When should I use Data Lake Formation?
DLF is well suited for the following scenarios:
Data analysis and machine learning in the cloud
Building a data lake in the cloud
Reducing O&M costs
What is the difference between Data Lake Formation and OSS?
Object Storage Service (OSS) and DLF serve different roles and are designed to work together:
Dimension |
OSS |
DLF |
|---|---|---|
Primary purpose |
Stores raw data files in the cloud |
Manages permissions and metadata views over data stored in OSS |
Access control |
Bucket- and object-level policies |
Fine-grained permissions for big data analysis and machine learning scenarios |
In short, OSS is the backend storage that DLF sits on top of. DLF adds the governance and discovery layer that makes big data in the cloud accessible and manageable at scale.

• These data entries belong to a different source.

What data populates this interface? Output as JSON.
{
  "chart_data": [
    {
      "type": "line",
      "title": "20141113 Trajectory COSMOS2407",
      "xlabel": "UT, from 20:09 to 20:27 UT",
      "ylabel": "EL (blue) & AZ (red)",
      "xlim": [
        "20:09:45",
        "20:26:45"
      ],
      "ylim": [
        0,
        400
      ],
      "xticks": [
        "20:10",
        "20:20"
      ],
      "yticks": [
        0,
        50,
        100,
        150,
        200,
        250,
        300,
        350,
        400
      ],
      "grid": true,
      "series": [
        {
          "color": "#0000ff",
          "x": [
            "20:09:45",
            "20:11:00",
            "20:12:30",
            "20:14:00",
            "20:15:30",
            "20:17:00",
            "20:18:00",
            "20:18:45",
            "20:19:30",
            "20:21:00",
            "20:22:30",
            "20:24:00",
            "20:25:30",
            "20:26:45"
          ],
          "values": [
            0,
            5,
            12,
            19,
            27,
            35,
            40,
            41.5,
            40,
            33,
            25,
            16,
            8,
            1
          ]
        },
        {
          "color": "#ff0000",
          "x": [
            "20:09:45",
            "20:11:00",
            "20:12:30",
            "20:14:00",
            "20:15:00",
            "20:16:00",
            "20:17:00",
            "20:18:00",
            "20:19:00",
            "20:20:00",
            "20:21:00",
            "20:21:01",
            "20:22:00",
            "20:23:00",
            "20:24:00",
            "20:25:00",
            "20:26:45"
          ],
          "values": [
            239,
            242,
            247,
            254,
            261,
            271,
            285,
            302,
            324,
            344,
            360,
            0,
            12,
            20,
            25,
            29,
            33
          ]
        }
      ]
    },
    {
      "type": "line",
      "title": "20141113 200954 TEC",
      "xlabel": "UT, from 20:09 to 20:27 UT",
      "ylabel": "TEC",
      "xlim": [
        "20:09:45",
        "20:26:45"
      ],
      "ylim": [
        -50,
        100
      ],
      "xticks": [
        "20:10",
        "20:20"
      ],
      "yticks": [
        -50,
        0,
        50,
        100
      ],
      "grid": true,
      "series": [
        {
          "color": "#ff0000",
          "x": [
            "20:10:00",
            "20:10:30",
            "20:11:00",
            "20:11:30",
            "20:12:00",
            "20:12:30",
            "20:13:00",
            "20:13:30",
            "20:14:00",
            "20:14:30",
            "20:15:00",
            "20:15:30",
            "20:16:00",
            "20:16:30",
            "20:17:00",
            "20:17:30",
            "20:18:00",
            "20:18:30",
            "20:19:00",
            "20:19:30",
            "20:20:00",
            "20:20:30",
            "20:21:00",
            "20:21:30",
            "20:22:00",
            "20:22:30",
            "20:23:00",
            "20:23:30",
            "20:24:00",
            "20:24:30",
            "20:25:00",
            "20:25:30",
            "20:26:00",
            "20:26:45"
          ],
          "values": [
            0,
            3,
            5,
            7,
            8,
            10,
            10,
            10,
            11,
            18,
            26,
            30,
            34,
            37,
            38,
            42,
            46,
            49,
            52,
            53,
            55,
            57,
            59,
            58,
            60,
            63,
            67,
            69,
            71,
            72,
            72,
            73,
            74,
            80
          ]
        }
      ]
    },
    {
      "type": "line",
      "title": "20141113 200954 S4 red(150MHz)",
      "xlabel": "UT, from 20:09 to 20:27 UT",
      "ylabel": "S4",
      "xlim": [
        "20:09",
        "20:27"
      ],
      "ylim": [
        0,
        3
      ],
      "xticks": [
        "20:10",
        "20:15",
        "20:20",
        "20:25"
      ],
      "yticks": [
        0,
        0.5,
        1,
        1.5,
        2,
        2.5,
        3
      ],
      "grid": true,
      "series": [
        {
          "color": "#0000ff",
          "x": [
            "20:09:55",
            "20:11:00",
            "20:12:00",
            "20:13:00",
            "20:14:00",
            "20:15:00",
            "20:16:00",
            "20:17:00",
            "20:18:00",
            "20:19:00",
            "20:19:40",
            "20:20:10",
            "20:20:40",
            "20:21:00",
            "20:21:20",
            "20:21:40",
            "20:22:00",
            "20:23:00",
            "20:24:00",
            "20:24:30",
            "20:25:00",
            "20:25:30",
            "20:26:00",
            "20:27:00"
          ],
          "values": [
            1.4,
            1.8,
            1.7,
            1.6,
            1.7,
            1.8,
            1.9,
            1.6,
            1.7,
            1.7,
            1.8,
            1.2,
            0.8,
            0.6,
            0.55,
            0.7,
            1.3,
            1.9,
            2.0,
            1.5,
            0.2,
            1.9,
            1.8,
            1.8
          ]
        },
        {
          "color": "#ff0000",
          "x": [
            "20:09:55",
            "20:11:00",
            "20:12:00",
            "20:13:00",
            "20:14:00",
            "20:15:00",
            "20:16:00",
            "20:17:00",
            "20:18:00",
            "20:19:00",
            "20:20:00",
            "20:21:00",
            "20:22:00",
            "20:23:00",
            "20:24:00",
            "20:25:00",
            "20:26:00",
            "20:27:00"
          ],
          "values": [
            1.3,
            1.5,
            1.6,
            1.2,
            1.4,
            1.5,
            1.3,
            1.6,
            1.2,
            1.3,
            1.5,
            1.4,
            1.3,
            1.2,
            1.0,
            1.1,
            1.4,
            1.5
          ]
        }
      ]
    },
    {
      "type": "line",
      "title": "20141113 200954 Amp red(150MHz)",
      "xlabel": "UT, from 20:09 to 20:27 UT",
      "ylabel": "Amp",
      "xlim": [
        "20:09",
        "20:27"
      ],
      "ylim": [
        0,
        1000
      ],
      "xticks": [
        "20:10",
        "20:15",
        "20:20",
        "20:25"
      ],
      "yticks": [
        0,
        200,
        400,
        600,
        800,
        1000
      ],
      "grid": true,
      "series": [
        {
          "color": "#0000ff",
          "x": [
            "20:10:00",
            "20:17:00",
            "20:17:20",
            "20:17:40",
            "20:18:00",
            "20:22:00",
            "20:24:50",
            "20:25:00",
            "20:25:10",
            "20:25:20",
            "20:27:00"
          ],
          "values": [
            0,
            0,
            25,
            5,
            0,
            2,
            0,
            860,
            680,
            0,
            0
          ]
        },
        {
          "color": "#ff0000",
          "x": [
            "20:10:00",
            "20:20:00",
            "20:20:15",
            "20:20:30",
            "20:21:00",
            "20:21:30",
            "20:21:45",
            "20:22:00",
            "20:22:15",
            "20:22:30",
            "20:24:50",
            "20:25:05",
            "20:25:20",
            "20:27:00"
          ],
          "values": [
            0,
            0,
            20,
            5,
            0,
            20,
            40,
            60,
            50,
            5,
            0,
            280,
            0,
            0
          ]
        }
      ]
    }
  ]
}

How do I apply for the public preview qualification of Data Lake Formation?
You must use an Alibaba Cloud account to apply. RAM users cannot apply for public preview qualification.
To apply:
Log on to the Alibaba Cloud console with your Alibaba Cloud account.
Enter the required information about your enterprise.
After your application is approved, log on to the DLF console to start using the service.
Note: The application must be submitted by the primary Alibaba Cloud account holder. RAM users cannot submit a public preview application.
How am I charged for using Data Lake Formation?
DLF is free during the public preview period:
Computing resources: No charge during public preview.
Metadata storage: A free monthly quota of metadata tables and objects is included. Usage that exceeds the free quota is billed accordingly.
After DLF is commercialized (moved to general availability), charges will apply based on the computing resources consumed when importing data.
How do I estimate the number of CUs for a data import template?
A compute unit (CU) is the resource unit used by each data import task in DLF. One CU provides:
2 vCPUs
8 GiB memory
During the public preview, you can apply for a maximum of 40 CUs. If you need more computing resources than the 40 CU limit allows, submit a ticket to request an increase.
How do I use Spark to read data from a DLF data lake?
You can use Spark to read data from a DLF data lake only when it is integrated with Alibaba Cloud E-MapReduce. For more information, see EMR and DLF data lake solution. Integration with self-managed Hadoop or Spark clusters is not supported.